Oilfield services provider Schlumberger recorded a 38% drop in its fourth quarter 2019 profit and an increase in revenues when compared to the same period in 2018.
According to Schlumberger’s 4Q 2019 report on Friday, the company’s fourth-quarter revenue of $8.23 billion decreased 4% sequentially, but increased 1% year-on-year when the company’s revenues were $8.18 billion.
The company’s full-year worldwide revenue of $32.9 billion was flat year-on-year, with international revenue growth of 7%.
Schlumberger’s income before taxes in 4Q 2019 dropped 30% to $452 million from $648 million in 4Q 2018.
The company’s net income in 4Q 2019 totaled $333 million, a 38% drop compared to the net income of $538 million in 4Q 2018.
For the full year 2019, Schlumberger’s posted a loss of $10.1 billion, compared to a profit of $2.1 billion in 2018.
Schlumberger CEO, Olivier Le Peuch, commented: “From a macro perspective, we ended the year with 2020 oil demand growth sentiment turning positive as uncertainty reduced following the progress made toward a US-China trade deal. The fall in the North America production growth estimate of between 400,000 to 800,000 bpd should continue to support the thesis for international investment. The recent escalation of geopolitical risk should set the floor for the oil price going forward. In the near term, we expect the OPEC+ production cuts agreed upon in December 2019 to limit investment and activity, particularly in the Middle East and Russia, during the first half of 2020. As the year progresses, the effect of slowing North America production growth is likely to cause tightness in the market and further stimulate international operators to step up their investments in the second half of the year and beyond.
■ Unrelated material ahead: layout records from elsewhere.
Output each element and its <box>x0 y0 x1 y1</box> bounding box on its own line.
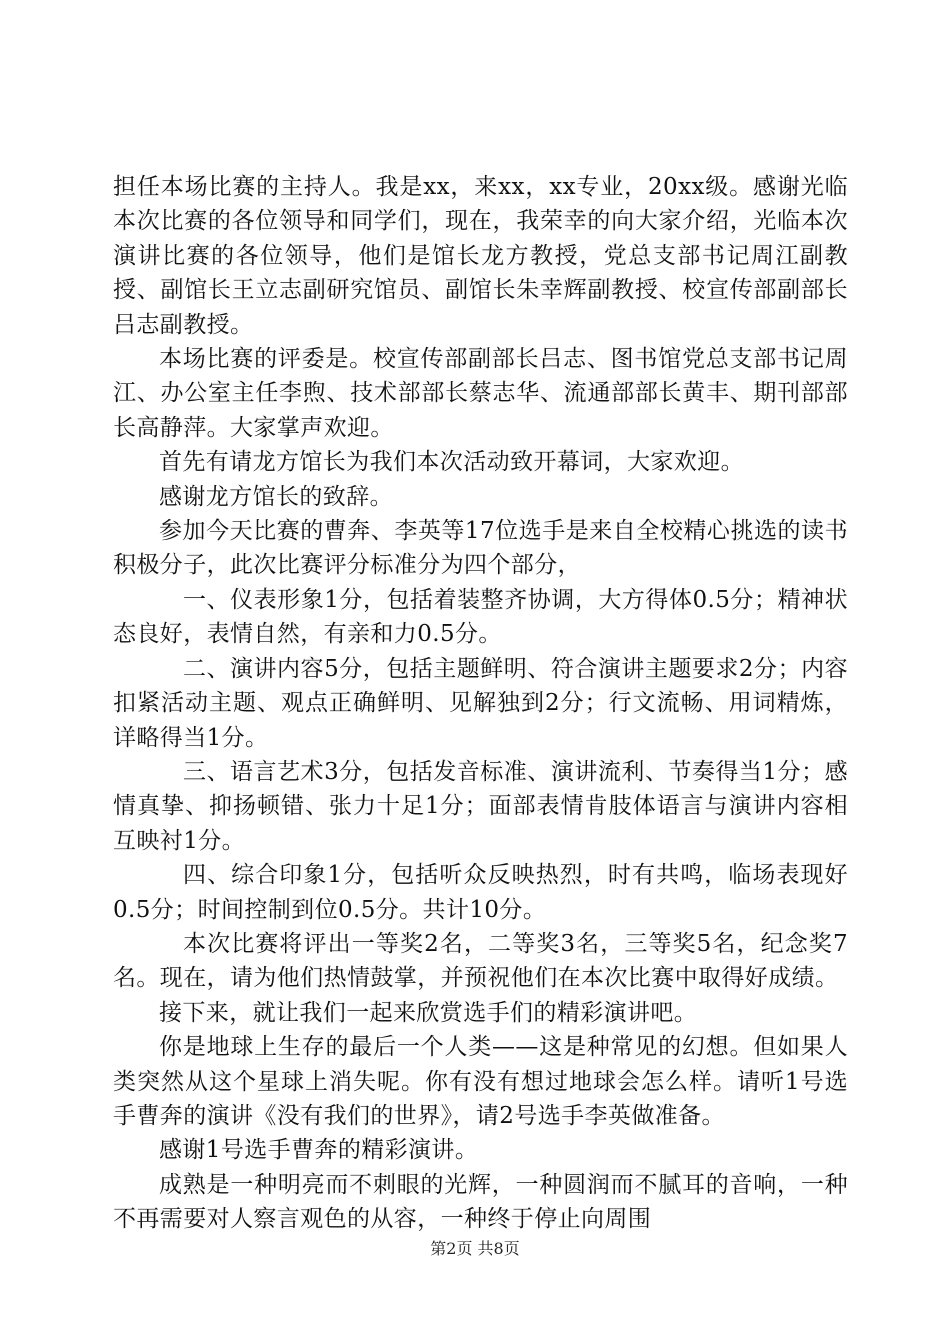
paragraph-speaker-1-intro: 你是地球上生存的最后一个人类——这是种常见的幻想。但如果人类突然从这个星球上消失呢。你有没有想过地球会怎么样。请听1号选手曹奔的演讲《没有我们的世界》，请2号选手李英做准备。 <box>113 1034 848 1129</box>
paragraph-criterion-content: 二、演讲内容5分，包括主题鲜明、符合演讲主题要求2分；内容扣紧活动主题、观点正确鲜明、见解独到2分；行文流畅、用词精炼，详略得当1分。 <box>113 655 848 751</box>
page-number-footer: 第2页 共8页 <box>430 1239 520 1258</box>
paragraph-judges: 本场比赛的评委是。校宣传部副部长吕志、图书馆党总支部书记周江、办公室主任李煦、技术部部长蔡志华、流通部部长黄丰、期刊部部长高静萍。大家掌声欢迎。 <box>113 346 848 441</box>
paragraph-criterion-impression: 四、综合印象1分，包括听众反映热烈，时有共鸣，临场表现好0.5分；时间控制到位0.5分。共计10分。 <box>113 862 848 923</box>
paragraph-maturity: 成熟是一种明亮而不刺眼的光辉，一种圆润而不腻耳的音响，一种不再需要对人察言观色的从容，一种终于停止向周围 <box>113 1171 848 1233</box>
paragraph-awards: 本次比赛将评出一等奖2名，二等奖3名，三等奖5名，纪念奖7名。现在，请为他们热情鼓掌，并预祝他们在本次比赛中取得好成绩。 <box>113 930 848 992</box>
paragraph-contestants: 参加今天比赛的曹奔、李英等17位选手是来自全校精心挑选的读书积极分子，此次比赛评分标准分为四个部分， <box>113 518 848 579</box>
paragraph-transition: 接下来，就让我们一起来欣赏选手们的精彩演讲吧。 <box>159 999 698 1026</box>
paragraph-criterion-language: 三、语言艺术3分，包括发音标准、演讲流利、节奏得当1分；感情真挚、抑扬顿错、张力十足1分；面部表情肯肢体语言与演讲内容相互映衬1分。 <box>113 758 848 854</box>
paragraph-thanks-director: 感谢龙方馆长的致辞。 <box>159 483 393 510</box>
paragraph-opening-speech: 首先有请龙方馆长为我们本次活动致开幕词，大家欢迎。 <box>159 449 744 476</box>
paragraph-criterion-appearance: 一、仪表形象1分，包括着装整齐协调，大方得体0.5分；精神状态良好，表情自然，有亲和力0.5分。 <box>113 586 848 648</box>
paragraph-speaker-1-thanks: 感谢1号选手曹奔的精彩演讲。 <box>159 1137 479 1164</box>
paragraph-host-intro: 担任本场比赛的主持人。我是xx，来xx，xx专业，20xx级。感谢光临本次比赛的各位领导和同学们，现在，我荣幸的向大家介绍，光临本次演讲比赛的各位领导，他们是馆长龙方教授，党总支部书记周江副教授、副馆长王立志副研究馆员、副馆长朱幸辉副教授、校宣传部副部长吕志副教授。 <box>113 174 848 338</box>
document-body <box>113 170 848 1237</box>
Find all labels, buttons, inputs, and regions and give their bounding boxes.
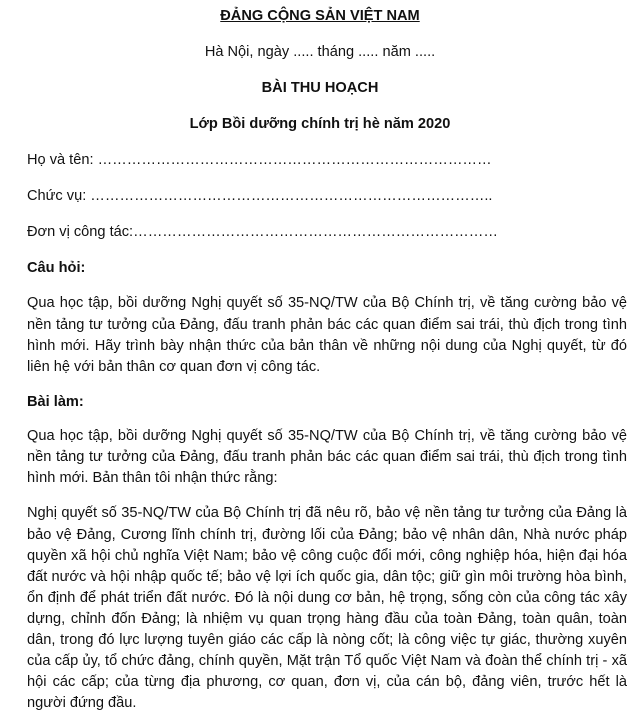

“Based on this, we expect 2020 E&P capex spending growth rate in the international markets to be in the mid-single-digit range. We would therefore expect our international portfolio revenue to grow at the same pace or higher, excluding the effects of the Sensia and Drilling Tools transactions. The carved-out businesses in these transactions accounted for approximately 2% of our global revenue in 2019.
“International revenue growth will be more heavily weighted to the second half of the year with increasing offshore activity, improving activity mix from the early deepwater growth cycle, and increasing exploration work toward the end of the year and into 2021.”